Independent families of sets

Question

I'm having a difficulty understanding some exercises related to independent families of sets. Recall that $ \mathcal{A} $ is $\lambda$-independent if for any disjoint $ P, Q \in \mathcal{A} : |P|, |Q| < \lambda $ it holds that $$ \bigcap\limits_{A \in P}A \cap \bigcap\limits_{A \in Q} (X \setminus A) \neq \emptyset $$ A family is independent iff it's $ \omega $-independent and $ \sigma $-independent iff it's $ \omega_1 $-independent.
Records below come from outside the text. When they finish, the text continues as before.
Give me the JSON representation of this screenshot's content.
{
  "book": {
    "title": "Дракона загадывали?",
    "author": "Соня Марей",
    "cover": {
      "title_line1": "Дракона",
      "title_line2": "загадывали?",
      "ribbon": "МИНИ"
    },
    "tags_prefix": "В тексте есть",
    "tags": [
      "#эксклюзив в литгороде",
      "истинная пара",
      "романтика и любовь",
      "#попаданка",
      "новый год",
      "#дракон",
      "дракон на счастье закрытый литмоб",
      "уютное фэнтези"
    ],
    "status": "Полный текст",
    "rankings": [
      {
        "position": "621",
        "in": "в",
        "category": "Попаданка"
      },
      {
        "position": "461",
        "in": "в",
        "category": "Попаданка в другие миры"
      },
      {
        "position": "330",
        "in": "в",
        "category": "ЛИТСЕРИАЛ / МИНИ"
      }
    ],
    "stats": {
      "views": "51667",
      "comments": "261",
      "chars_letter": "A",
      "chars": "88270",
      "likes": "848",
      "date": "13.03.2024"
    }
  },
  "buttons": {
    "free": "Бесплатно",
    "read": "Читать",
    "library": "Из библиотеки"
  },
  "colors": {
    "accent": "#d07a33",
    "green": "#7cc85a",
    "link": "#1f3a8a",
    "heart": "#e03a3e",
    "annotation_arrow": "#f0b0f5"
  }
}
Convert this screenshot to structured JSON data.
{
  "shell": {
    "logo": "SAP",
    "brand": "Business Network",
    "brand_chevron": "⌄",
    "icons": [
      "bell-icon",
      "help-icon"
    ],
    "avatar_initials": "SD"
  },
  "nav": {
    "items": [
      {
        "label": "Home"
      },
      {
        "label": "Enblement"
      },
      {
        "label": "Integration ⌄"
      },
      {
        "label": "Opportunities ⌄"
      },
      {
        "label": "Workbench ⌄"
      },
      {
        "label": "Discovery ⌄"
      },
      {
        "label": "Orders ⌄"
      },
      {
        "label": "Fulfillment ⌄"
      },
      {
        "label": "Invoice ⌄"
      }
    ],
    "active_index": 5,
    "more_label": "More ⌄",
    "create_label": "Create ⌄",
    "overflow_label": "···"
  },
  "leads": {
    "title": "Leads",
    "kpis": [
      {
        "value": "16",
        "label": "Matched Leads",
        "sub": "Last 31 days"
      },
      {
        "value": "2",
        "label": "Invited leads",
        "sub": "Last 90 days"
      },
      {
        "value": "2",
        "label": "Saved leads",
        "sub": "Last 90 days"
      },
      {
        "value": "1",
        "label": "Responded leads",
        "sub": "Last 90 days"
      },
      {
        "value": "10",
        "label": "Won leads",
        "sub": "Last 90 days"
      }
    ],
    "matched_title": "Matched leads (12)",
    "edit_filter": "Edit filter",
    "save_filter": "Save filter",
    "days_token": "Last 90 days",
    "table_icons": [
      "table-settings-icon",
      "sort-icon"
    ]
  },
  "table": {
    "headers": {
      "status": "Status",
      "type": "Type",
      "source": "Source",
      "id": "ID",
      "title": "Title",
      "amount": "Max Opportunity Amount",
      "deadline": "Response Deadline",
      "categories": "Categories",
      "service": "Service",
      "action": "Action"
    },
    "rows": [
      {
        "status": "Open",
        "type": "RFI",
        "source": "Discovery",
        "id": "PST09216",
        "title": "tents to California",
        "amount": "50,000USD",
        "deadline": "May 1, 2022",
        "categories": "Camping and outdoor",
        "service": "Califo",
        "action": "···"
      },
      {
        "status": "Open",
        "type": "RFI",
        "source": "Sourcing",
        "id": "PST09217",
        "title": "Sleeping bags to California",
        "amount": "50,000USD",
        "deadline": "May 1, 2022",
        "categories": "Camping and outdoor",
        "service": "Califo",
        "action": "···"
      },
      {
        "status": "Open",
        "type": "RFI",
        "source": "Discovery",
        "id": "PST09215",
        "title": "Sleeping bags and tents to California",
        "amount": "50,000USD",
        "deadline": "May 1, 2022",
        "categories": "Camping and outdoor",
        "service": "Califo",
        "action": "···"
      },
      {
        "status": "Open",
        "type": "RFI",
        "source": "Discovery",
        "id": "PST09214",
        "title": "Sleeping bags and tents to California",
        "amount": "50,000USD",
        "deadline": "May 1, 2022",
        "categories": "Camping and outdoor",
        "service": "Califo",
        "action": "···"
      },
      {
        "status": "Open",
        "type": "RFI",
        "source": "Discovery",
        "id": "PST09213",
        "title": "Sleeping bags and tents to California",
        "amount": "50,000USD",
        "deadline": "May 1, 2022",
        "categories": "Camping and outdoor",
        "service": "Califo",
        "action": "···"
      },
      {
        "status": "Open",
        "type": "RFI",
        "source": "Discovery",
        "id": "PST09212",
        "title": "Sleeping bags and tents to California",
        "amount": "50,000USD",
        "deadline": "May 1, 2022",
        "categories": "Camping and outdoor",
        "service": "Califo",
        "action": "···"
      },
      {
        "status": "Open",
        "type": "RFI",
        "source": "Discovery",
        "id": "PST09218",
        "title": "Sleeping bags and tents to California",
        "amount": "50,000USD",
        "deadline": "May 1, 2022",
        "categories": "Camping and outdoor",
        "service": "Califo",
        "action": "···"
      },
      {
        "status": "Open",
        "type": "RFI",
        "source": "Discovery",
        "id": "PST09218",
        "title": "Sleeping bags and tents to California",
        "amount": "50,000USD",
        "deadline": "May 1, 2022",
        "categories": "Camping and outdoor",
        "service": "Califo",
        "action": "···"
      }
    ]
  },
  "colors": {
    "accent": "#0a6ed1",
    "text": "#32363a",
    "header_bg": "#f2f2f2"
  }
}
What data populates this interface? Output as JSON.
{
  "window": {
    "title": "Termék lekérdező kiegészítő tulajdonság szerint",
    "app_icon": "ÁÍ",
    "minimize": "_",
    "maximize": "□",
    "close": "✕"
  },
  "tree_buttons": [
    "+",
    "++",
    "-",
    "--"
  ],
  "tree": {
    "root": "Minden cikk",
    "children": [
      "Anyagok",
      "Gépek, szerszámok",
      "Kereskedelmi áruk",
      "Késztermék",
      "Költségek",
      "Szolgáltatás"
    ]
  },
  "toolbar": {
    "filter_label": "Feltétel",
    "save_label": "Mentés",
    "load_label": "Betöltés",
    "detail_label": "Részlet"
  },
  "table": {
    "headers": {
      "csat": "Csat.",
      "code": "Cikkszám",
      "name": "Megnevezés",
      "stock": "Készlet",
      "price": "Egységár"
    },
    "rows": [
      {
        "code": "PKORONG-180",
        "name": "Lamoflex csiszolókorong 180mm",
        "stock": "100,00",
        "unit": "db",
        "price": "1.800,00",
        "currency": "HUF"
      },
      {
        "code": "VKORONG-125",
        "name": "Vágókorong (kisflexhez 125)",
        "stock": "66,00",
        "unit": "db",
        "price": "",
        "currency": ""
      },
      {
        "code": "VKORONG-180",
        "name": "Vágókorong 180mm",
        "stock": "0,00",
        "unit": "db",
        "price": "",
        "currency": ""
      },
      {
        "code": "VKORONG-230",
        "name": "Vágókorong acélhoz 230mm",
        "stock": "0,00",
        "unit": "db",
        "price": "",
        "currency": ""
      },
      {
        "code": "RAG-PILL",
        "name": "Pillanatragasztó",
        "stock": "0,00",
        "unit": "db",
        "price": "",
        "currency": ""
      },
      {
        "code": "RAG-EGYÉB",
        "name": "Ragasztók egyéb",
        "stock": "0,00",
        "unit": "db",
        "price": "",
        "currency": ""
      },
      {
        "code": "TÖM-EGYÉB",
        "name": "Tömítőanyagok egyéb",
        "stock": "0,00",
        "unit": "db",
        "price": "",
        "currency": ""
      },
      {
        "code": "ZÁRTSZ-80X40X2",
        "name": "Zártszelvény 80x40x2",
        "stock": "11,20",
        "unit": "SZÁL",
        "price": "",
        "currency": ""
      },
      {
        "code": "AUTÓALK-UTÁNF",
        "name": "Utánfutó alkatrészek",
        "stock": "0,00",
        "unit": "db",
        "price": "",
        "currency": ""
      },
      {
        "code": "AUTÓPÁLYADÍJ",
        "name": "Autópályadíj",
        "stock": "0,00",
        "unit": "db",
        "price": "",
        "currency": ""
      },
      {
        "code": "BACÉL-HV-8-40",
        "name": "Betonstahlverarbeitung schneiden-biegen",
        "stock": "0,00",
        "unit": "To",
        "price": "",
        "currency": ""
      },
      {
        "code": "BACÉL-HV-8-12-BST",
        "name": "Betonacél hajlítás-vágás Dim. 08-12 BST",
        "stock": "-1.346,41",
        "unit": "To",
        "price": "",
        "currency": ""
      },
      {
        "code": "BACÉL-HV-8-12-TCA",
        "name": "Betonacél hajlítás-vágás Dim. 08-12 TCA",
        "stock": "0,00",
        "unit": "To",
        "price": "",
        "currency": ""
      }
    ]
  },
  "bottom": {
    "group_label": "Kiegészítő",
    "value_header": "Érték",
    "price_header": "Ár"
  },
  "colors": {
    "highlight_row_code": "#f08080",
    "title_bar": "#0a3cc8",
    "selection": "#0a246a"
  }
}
The questions are the following: 1) Suppose $ \mathcal{A} $ is $ \lambda $-independent on $ \kappa $. Show that there is a family $ \mathcal B : | \mathcal B | = | \mathcal A |$ such that $$ \left| \bigcap\limits_{A \in P}A \cap \bigcap\limits_{A \in Q} (X \setminus A) \right| = \kappa $$

2) Show that if $ \kappa = \kappa^{\aleph_0} $, then there exists a $\sigma$-independent family on $ \kappa $ of cardinality $ 2^\kappa $

I know that it holds that for $ \kappa > \omega $ there exists an independent family of such cardinality, but I'm not sure how to use this in that case

I would appreciate some hints

Answer 1

HINT: For the first part, fatten up each point of $\kappa$ into $\kappa$ points. In case that’s not enough, I’ve made it more explicit in the spoiler-protected block that follows.

Let $\mathscr{B}=\{A\times\kappa:A\in\mathscr{A}\}$. Since $|\kappa\times\kappa|=\kappa$, no harm is done by making the members of $\mathscr{B}$ subsets of $\kappa\times\kappa$.

For the second part, this answer has a proof of the theorem that if $|X|=\kappa$, there is an independent family $\mathscr{A}$ of subsets of $X$ such that $|\mathscr{A}|=2^\kappa$. Try to modify that proof to make $\mathscr{A}$ $\sigma$-independent of $\kappa^\omega=\kappa$.